Com efeito, o clima frio e úmido daquele inverno fez com que a rainha contraísse um resfriado, debilitando ainda mais sua condição. Elizabeth, que outrora se orgulhara de seu corpo esguio e dos seus dedos longos e finos, teve que remover o anel de sua coroação, pois o aro de metal precioso estava incrustrado na carne. Era como se seu casamento com o reino, celebrado pomposamente na cerimônia de coroação em 15 de janeiro de 1559, tivesse sido dissolvido. Ao mesmo tempo em que se queixava de dores, a soberana também recusava a ajuda dos seus conselheiros. Às vezes, um braço oferecido para se apoiar enquanto descia da barcaça real era aceito com má vontade, ou afastado com impaciência. Deprimida com a gradativa perda do controle de seus movimentos, Elizabeth chegou a tropeçar e cair, machucando a perna. Com uma forte inflamação na garganta, ela tinha sede constantemente e dizia que estava sentindo “um grande calor no estômago”. Quando o véu escuro da noite caia, ela era acometida por insônia e então a ansiedade fazia com que sua mente divagasse. Teria se arrependido da execução de Mary Stuart, ocorrida 26 anos antes. Com medo dos pesadelos sobre sua própria cama, ela ordenou em 20 de março que algumas almofadas fossem colocadas sobre um tapete no chão. Ali, a rainha se acomodou, recusando-se terminantemente a retornar para o leito.

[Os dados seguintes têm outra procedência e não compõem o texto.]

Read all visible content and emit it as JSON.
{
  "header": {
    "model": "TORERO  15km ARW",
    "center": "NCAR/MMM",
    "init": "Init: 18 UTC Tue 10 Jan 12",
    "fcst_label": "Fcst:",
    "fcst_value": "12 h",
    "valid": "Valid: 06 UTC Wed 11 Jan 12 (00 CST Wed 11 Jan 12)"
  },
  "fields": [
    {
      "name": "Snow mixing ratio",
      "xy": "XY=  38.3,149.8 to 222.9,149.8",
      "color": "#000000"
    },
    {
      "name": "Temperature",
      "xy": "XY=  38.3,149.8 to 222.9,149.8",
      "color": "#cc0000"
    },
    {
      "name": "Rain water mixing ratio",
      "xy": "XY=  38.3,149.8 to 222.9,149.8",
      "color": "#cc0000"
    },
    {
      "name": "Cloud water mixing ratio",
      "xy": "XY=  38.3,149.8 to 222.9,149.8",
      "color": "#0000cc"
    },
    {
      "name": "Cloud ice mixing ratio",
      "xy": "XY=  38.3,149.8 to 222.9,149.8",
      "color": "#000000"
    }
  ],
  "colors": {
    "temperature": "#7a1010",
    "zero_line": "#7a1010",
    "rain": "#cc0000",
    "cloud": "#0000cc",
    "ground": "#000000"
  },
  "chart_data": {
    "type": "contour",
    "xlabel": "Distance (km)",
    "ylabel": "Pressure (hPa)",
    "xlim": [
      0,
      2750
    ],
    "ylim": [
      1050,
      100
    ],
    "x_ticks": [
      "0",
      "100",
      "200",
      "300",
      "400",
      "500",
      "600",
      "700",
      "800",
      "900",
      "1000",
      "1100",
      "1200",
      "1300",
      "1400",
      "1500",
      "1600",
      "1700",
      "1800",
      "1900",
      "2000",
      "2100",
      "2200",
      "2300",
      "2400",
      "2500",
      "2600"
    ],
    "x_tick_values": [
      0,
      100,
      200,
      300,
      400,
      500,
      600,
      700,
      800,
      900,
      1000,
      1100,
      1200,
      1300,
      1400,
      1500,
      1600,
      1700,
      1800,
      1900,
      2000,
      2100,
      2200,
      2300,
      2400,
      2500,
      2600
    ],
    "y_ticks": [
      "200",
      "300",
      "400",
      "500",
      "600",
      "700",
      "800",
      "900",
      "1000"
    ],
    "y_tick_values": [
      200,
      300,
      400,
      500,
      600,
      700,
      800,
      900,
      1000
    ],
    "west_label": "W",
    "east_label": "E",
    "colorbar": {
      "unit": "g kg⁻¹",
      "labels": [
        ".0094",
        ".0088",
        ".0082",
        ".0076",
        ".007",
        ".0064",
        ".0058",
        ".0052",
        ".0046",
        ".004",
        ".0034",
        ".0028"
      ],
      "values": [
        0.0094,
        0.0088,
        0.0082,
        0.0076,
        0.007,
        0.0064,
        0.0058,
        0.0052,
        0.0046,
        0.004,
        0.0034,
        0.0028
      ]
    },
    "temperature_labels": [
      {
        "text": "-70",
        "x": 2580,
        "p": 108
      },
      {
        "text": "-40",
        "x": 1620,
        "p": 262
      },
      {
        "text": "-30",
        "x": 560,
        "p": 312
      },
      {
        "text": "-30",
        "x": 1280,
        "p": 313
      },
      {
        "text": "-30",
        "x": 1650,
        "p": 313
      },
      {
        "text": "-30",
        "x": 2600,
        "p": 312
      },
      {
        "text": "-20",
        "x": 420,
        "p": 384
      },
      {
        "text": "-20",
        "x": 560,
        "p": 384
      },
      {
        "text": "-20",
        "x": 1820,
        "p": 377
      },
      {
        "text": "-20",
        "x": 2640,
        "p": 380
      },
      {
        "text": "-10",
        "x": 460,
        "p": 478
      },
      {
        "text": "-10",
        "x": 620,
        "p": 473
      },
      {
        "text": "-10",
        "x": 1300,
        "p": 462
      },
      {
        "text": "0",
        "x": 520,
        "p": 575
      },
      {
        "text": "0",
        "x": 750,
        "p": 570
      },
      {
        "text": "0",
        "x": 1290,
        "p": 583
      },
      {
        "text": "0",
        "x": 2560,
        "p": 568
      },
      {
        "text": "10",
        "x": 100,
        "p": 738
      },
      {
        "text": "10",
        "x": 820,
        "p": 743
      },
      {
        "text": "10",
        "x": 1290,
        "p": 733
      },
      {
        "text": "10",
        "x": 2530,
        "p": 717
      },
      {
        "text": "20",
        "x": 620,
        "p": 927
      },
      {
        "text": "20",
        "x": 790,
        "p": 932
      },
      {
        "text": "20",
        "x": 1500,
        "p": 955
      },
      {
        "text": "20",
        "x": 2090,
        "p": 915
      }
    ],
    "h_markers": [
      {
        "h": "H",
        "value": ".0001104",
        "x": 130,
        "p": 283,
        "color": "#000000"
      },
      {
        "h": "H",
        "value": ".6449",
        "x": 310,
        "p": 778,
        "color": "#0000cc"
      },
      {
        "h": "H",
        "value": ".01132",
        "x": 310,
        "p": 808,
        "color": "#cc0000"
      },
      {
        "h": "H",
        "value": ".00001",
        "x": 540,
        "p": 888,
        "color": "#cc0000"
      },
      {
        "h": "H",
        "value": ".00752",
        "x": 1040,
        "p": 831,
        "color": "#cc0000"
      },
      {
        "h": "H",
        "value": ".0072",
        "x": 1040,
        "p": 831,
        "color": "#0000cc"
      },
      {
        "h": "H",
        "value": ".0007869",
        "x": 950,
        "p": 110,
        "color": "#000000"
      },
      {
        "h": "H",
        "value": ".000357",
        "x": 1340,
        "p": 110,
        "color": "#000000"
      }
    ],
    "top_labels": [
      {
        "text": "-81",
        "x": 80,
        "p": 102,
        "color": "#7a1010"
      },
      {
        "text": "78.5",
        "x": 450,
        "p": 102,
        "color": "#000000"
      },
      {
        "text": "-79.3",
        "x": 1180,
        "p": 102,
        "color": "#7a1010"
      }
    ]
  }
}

Alegoria de Elizabeth I. A tela expressa um memento mori, com um homem velho segurando uma foice à esquerda, a rainha com uma pose pensativa no centro e uma caveira à direita. Em cima, dois querubins seguram a coroa e o cetro. Cerca de 1610.
Por fim, quando seu conselheiro, Robert Cecil, insistiu para que ela recebesse atendimento médico na cama, dizendo: “Senhora, para contentar as pessoas, deveis ir para a cama”, Elizabeth respondeu, indignada: “Homenzinho, homenzinho. A palavra ‘dever’ não é usada para com príncipes”. A soberana passou dias naquela posição, jogada entre as almofadas de sua Câmara Privada. Com os olhos fixos no chão, ela falava muito pouco e comia menos ainda. Toda vez em que abria a boca para falar, um odor enorme saia de sua garganta. Após o terceiro dia, com todas as suas damas e gentis-homens em estado de vigília, ela colocou um dedo entre os lábios e raramente o removia, enquanto continuava sentada sobre o tapete, olhando para um ponto fixo no vazio. Em seguida, ela ficou tão fraca, que seus médicos conseguiram removê-la contra sua vontade e levaram-na para cama, onde um abcesso na garganta estourou. Sentindo-se um pouco mais aliviada depois disso, a rainha aceitou tomar um pouco de caldo, incapaz ainda de pronunciar qualquer palavra. Permaneceu deitada de lado, sem falar ou olhar para qualquer um dos que estavam presentes ali no quarto. Nobres e conselheiros como Robert Cecil, John Harington, o conde de Nottingham e Robert Carey, não tinham mais dúvidas: a rainha estava morrendo!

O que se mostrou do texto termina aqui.